EPA rules that NWSP extension requires review

THE ENVIRONMENTAL Protection Authority has ruled the Woodside Petroleum-operated North West Shelf Project, Australia’s largest producing oil and gas project, will require a thorough public environmental review and assessment prior to the extension receiving the green light.
EPA rules that NWSP extension requires review EPA rules that NWSP extension requires review EPA rules that NWSP extension requires review EPA rules that NWSP extension requires review EPA rules that NWSP extension requires review
 
The EPA identified several potential significant issues including potential impacts on Marine Environmental Quality, Air Quality and social surrounds - ancient rock art - from ongoing atmospheric emissions and discharges as well as potential changes to the composition of current emissions from the project. 
 
It is not the first time that the Burrup Peninsula has been a cause of concern for the EPA or state government.
 
The region is home to some of the world's oldest examples of rock art. 
 
The WA government signed a letter of support with the Murujuga Aboriginal Corp in August to begin the process to nominate the Peninsula for World Heritage Listing, which if successful it would give the state five UNESCO sites and two listed solely for cultural heritage. 
 
Following the agreement, the state government announced a new reference group to help protect the art and monitor changes caused by emissions from nearby gas and petrochemical projects. 
 
"Several preliminary key environmental factors are complex.
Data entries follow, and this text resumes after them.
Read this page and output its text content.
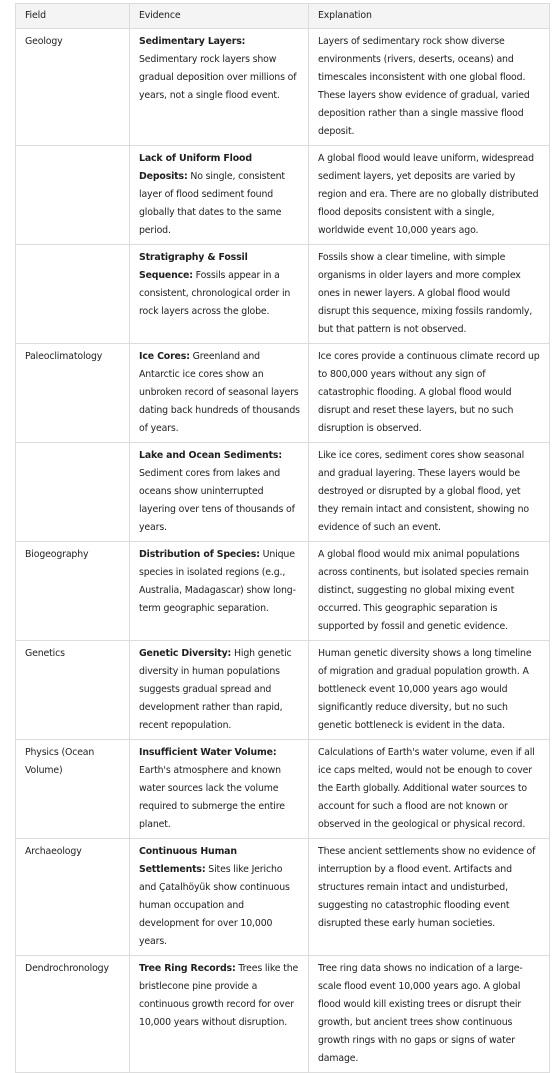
Field	Evidence	Explanation
Geology	Sedimentary Layers: Sedimentary rock layers show gradual deposition over millions of years, not a single flood event.	Layers of sedimentary rock show diverse environments (rivers, deserts, oceans) and timescales inconsistent with one global flood. These layers show evidence of gradual, varied deposition rather than a single massive flood deposit.
	Lack of Uniform Flood Deposits: No single, consistent layer of flood sediment found globally that dates to the same period.	A global flood would leave uniform, widespread sediment layers, yet deposits are varied by region and era. There are no globally distributed flood deposits consistent with a single, worldwide event 10,000 years ago.
	Stratigraphy & Fossil Sequence: Fossils appear in a consistent, chronological order in rock layers across the globe.	Fossils show a clear timeline, with simple organisms in older layers and more complex ones in newer layers. A global flood would disrupt this sequence, mixing fossils randomly, but that pattern is not observed.
Paleoclimatology	Ice Cores: Greenland and Antarctic ice cores show an unbroken record of seasonal layers dating back hundreds of thousands of years.	Ice cores provide a continuous climate record up to 800,000 years without any sign of catastrophic flooding. A global flood would disrupt and reset these layers, but no such disruption is observed.
	Lake and Ocean Sediments: Sediment cores from lakes and oceans show uninterrupted layering over tens of thousands of years.	Like ice cores, sediment cores show seasonal and gradual layering. These layers would be destroyed or disrupted by a global flood, yet they remain intact and consistent, showing no evidence of such an event.
Biogeography	Distribution of Species: Unique species in isolated regions (e.g., Australia, Madagascar) show long-term geographic separation.	A global flood would mix animal populations across continents, but isolated species remain distinct, suggesting no global mixing event occurred. This geographic separation is supported by fossil and genetic evidence.
Genetics	Genetic Diversity: High genetic diversity in human populations suggests gradual spread and development rather than rapid, recent repopulation.	Human genetic diversity shows a long timeline of migration and gradual population growth. A bottleneck event 10,000 years ago would significantly reduce diversity, but no such genetic bottleneck is evident in the data.
Physics (Ocean Volume)	Insufficient Water Volume: Earth's atmosphere and known water sources lack the volume required to submerge the entire planet.	Calculations of Earth's water volume, even if all ice caps melted, would not be enough to cover the Earth globally. Additional water sources to account for such a flood are not known or observed in the geological or physical record.
Archaeology	Continuous Human Settlements: Sites like Jericho and Çatalhöyük show continuous human occupation and development for over 10,000 years.	These ancient settlements show no evidence of interruption by a flood event. Artifacts and structures remain intact and undisturbed, suggesting no catastrophic flooding event disrupted these early human societies.
Dendrochronology	Tree Ring Records: Trees like the bristlecone pine provide a continuous growth record for over 10,000 years without disruption.	Tree ring data shows no indication of a large-scale flood event 10,000 years ago. A global flood would kill existing trees or disrupt their growth, but ancient trees show continuous growth rings with no gaps or signs of water damage.
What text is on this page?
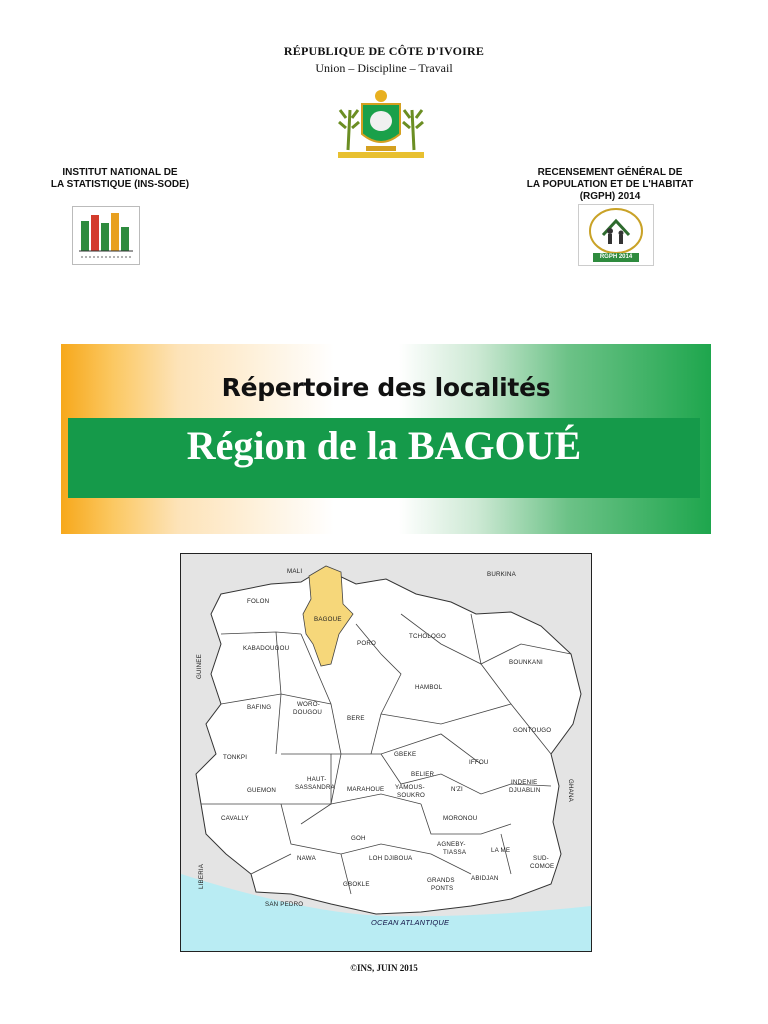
RÉPUBLIQUE DE CÔTE D'IVOIRE
Union – Discipline – Travail
INSTITUT NATIONAL DE
LA STATISTIQUE (INS-SODE)
RECENSEMENT GÉNÉRAL DE
LA POPULATION ET DE L'HABITAT
(RGPH) 2014
RGPH 2014
Répertoire des localités
Région de la BAGOUÉ
MALI	BURKINA
GUINEE
LIBERIA
GHANA
OCEAN ATLANTIQUE
FOLON
BAGOUE
KABADOUGOU
PORO
TCHOLOGO
BOUNKANI
BAFING	WORO-
DOUGOU
HAMBOL
BERE
GONTOUGO
TONKPI	GBEKE
IFFOU
BELIER
HAUT-
SASSANDRA
GUEMON	MARAHOUE YAMOUS-
SOUKRO
N'ZI
INDENIE
DJUABLIN
CAVALLY	MORONOU
GOH
AGNEBY-
TIASSA	LA ME
NAWA	LOH DJIBOUA	SUD-
COMOE
GRANDS
PONTS
ABIDJAN
GBOKLE
SAN PEDRO
©INS, JUIN 2015
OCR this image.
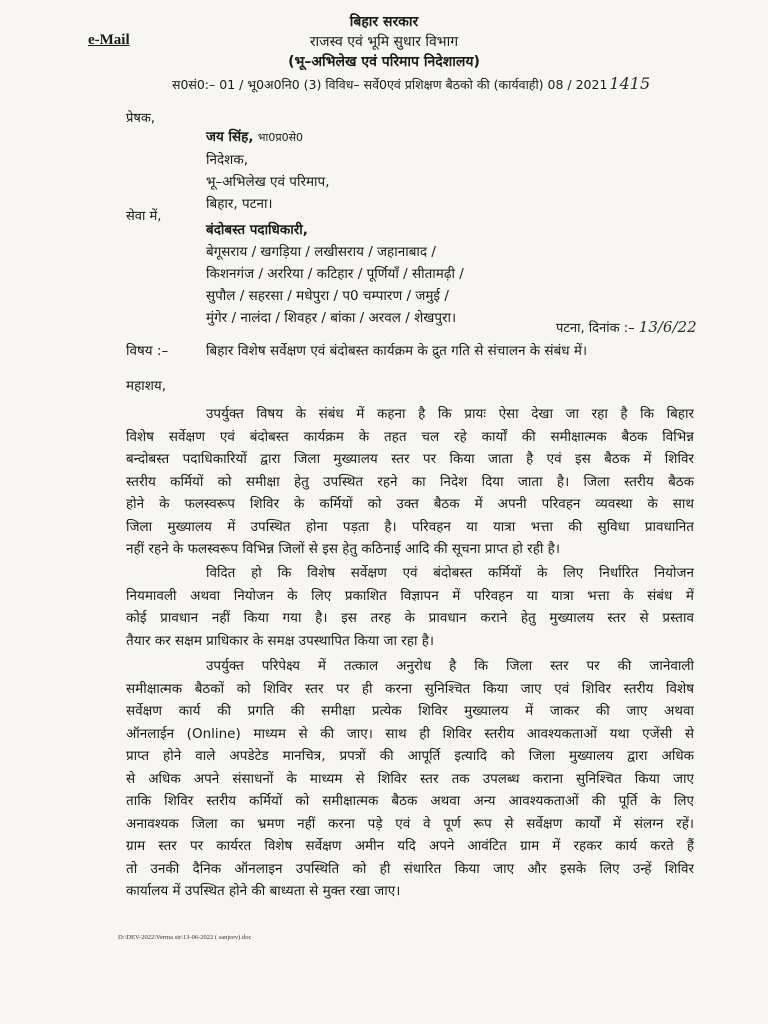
e-Mail
बिहार सरकार
राजस्व एवं भूमि सुधार विभाग
(भू–अभिलेख एवं परिमाप निदेशालय)
स0सं0:– 01 / भू0अ0नि0 (3) विविध– सर्वे0एवं प्रशिक्षण बैठको की (कार्यवाही) 08 / 2021 1415
प्रेषक,
जय सिंह, भा0प्र0से0
निदेशक,
भू–अभिलेख एवं परिमाप,
बिहार, पटना।
सेवा में,
बंदोबस्त पदाधिकारी,
बेगूसराय / खगड़िया / लखीसराय / जहानाबाद /
किशनगंज / अररिया / कटिहार / पूर्णियाँ / सीतामढ़ी /
सुपौल / सहरसा / मधेपुरा / प0 चम्पारण / जमुई /
मुंगेर / नालंदा / शिवहर / बांका / अरवल / शेखपुरा।
पटना, दिनांक :– 13/6/22
विषय :–	बिहार विशेष सर्वेक्षण एवं बंदोबस्त कार्यक्रम के द्रुत गति से संचालन के संबंध में।
महाशय,
उपर्युक्त विषय के संबंध में कहना है कि प्रायः ऐसा देखा जा रहा है कि बिहार
विशेष सर्वेक्षण एवं बंदोबस्त कार्यक्रम के तहत चल रहे कार्यों की समीक्षात्मक बैठक विभिन्न
बन्दोबस्त पदाधिकारियों द्वारा जिला मुख्यालय स्तर पर किया जाता है एवं इस बैठक में शिविर
स्तरीय कर्मियों को समीक्षा हेतु उपस्थित रहने का निदेश दिया जाता है। जिला स्तरीय बैठक
होने के फलस्वरूप शिविर के कर्मियों को उक्त बैठक में अपनी परिवहन व्यवस्था के साथ
जिला मुख्यालय में उपस्थित होना पड़ता है। परिवहन या यात्रा भत्ता की सुविधा प्रावधानित
नहीं रहने के फलस्वरूप विभिन्न जिलों से इस हेतु कठिनाई आदि की सूचना प्राप्त हो रही है।
विदित हो कि विशेष सर्वेक्षण एवं बंदोबस्त कर्मियों के लिए निर्धारित नियोजन
नियमावली अथवा नियोजन के लिए प्रकाशित विज्ञापन में परिवहन या यात्रा भत्ता के संबंध में
कोई प्रावधान नहीं किया गया है। इस तरह के प्रावधान कराने हेतु मुख्यालय स्तर से प्रस्ताव
तैयार कर सक्षम प्राधिकार के समक्ष उपस्थापित किया जा रहा है।
उपर्युक्त परिपेक्ष्य में तत्काल अनुरोध है कि जिला स्तर पर की जानेवाली
समीक्षात्मक बैठकों को शिविर स्तर पर ही करना सुनिश्चित किया जाए एवं शिविर स्तरीय विशेष
सर्वेक्षण कार्य की प्रगति की समीक्षा प्रत्येक शिविर मुख्यालय में जाकर की जाए अथवा
ऑनलाईन (Online) माध्यम से की जाए। साथ ही शिविर स्तरीय आवश्यकताओं यथा एजेंसी से
प्राप्त होने वाले अपडेटेड मानचित्र, प्रपत्रों की आपूर्ति इत्यादि को जिला मुख्यालय द्वारा अधिक
से अधिक अपने संसाधनों के माध्यम से शिविर स्तर तक उपलब्ध कराना सुनिश्चित किया जाए
ताकि शिविर स्तरीय कर्मियों को समीक्षात्मक बैठक अथवा अन्य आवश्यकताओं की पूर्ति के लिए
अनावश्यक जिला का भ्रमण नहीं करना पड़े एवं वे पूर्ण रूप से सर्वेक्षण कार्यों में संलग्न रहें।
ग्राम स्तर पर कार्यरत विशेष सर्वेक्षण अमीन यदि अपने आवंटित ग्राम में रहकर कार्य करते हैं
तो उनकी दैनिक ऑनलाइन उपस्थिति को ही संधारित किया जाए और इसके लिए उन्हें शिविर
कार्यालय में उपस्थित होने की बाध्यता से मुक्त रखा जाए।
D:\DEV-2022\Verma sir\13-06-2022 ( sanjeev).doc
Detailed assessment is required to determine the extent of the proposal's direct and indirect impacts, and how the environmental issues could be managed," the decision said. 
 
The Burrup Peninsula is also hub for resources including Woodside's NWS Project as well as iron ore facilities, and a proposed ammonia plant by Perdaman.  
 
Woodside submitted the project proposal for the extension in late November, saying it was required in order to enable the long-term processing of third party gas and fluids as well as North West Shelf Joint Venture field resources through the facilities until 2070.
 
Just last month Woodside announced that the NWS Project joint venture has signed a non-binding preliminary agreement with the Browse joint venture and Chevron to process their respective offshore gas resources through the project facilities on the Burrup Peninsula. 
 
"Central to our vision for the Burrup Hub is the transition of the Karratha Gas Plant into a third-party tolling facility as the NWS joint venture fields reach the end of their lives," Woodside CEO Peter Coleman said then. 
 
"The Browse Joint Venture will be the anchor tenant underpinning that transition and this preliminary agreement enables the participants to progress toward an earlier final investment decision to develop the gas resource targeted for 2020." 
 
Woodside as operator of the NWS Project, is proposing to extend the life of the Karratha gas plant by bringing new offshore reserves onshore for processing through this existing world class-facility.
 
Woodside is expected to continue to invest in the long-term future of the NWS and is pursuing new opportunities through 2019, pending the outcome of its applications to expand the project, it said. 
 
Environmental referrals were submitted to the WA Environmental Protection Authority and the Commonwealth Department of Environment and Energy on 14 November 2018.